Siendo universal su carácter, la doble moral, dijimos, se manifiesta gracias a las circunstancias particulares configuradas en torno al poder. Para esta consideración, no tiene mayor relevancia si se trata de un poder local, nacional o global. En todos los casos, en la relación entre sociedad y poder, el principio es el mismo. Por ello, cuando se modifica la correlación social de fuerzas, la doble moral esconde, en gran medida, la necesidad de la autopreservación en medio del cambio. En ese sentido debe asumírsela, también, como un mecanismo de autojustificación; además, claro de reciclaje para políticos profesionales y/o “periodistas” reproductores del discurso del poder.
Se entiende, en este orden, que tanto la política como las instituciones de la justicia actúen como factores condicionantes para la manifestación de la doble moral, así como para la oportunidad y la manera en que esa manifestación hace su aparición. El primero de ellos, al encontrarse directamente ligado a la disputa del poder es evidente, mientras que la evidencia del segundo es más cuestionable. En ello mucho tiene que ver la madurez democrática institucional alcanzada por cada país y la consiguiente efectiva división de poderes.

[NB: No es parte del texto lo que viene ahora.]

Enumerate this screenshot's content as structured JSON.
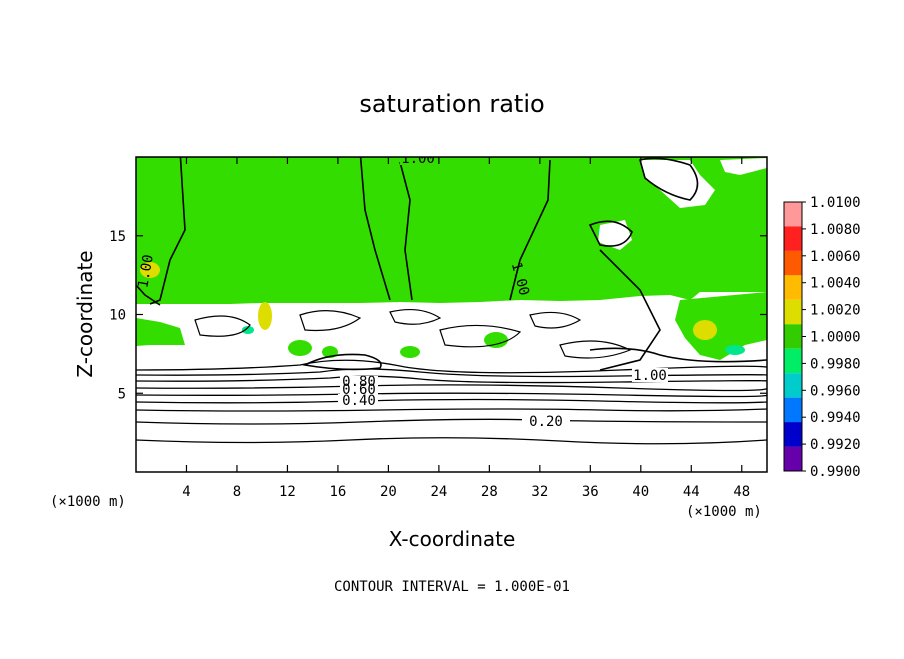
{
  "chart_data": {
    "type": "heatmap",
    "title": "saturation ratio",
    "xlabel": "X-coordinate",
    "ylabel": "Z-coordinate",
    "x_unit": "(×1000 m)",
    "x_unit_right": "(×1000 m)",
    "xlim": [
      0,
      50
    ],
    "ylim": [
      0,
      20
    ],
    "x_ticks": [
      4,
      8,
      12,
      16,
      20,
      24,
      28,
      32,
      36,
      40,
      44,
      48
    ],
    "y_ticks": [
      5,
      10,
      15
    ],
    "footer": "CONTOUR INTERVAL = 1.000E-01",
    "contour_labels": [
      "1.00",
      "1.00",
      "1.00",
      "1.00",
      "0.80",
      "0.60",
      "0.40",
      "0.20"
    ],
    "colorbar": {
      "ticks": [
        "1.0100",
        "1.0080",
        "1.0060",
        "1.0040",
        "1.0020",
        "1.0000",
        "0.9980",
        "0.9960",
        "0.9940",
        "0.9920",
        "0.9900"
      ],
      "colors": [
        "#ff9999",
        "#ff2020",
        "#ff5a00",
        "#ffbb00",
        "#dddd00",
        "#33cc00",
        "#00ee66",
        "#00cccc",
        "#0077ff",
        "#0000cc",
        "#6600aa"
      ]
    },
    "field_colors": {
      "saturated": "#33dd00",
      "subsaturated": "#ffffff",
      "near_saturated": "#00e68c",
      "supersaturated": "#dddd00"
    }
  }
}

En conclusión, tenemos, primero que la magnitud del poder (local, nacional o global) es irrelevante al momento de considerar la doble moral de las sociedades, como característica del ser humano. Puede decirse que esa característica le viene de su pertenencia al mundo natural. Segundo, el fenómeno involucra desde dirigentes políticos, militantes, hasta bases sociales de sustentación, aunque con matices distintivas en cada caso.
Cuando el conjunto de estos elementos dibuja una parcialidad considerable en la sociedad, puede hablarse de ésta en tanto tal, como portadora de la doble moral. En este sentido debe considerarse, a la vez, el alcance de la doble moral sobre la política, porque en último término es la sociedad la que determina a ésta, así como al Estado; este impacto se evidencia con mayor facilidad cuando la institucionalidad estatal es débil.
Se trata de una influencia desestructuradora, en primer término, sobre la propia institucionalidad y en segundo término, sobre la convivencia política, regida por normas. La política, entonces, retrocede a sus manifestaciones más rudimentarias, como bien se ejemplifica en Bolivia, a lo largo de estas ya casi dos décadas. En ese lapso, el país ha desinstitucionalizado su aparato estatal; en el plano externo ha puesto a su Estado en situación de descrédito, incapaz de ofrecer garantía alguna a sus pares como para ser incluido en proyectos multinacionales de impacto global. A esta devaluación de la fe del Estado se suma, en el plano interno, la pérdida de credibilidad frente a su propia población.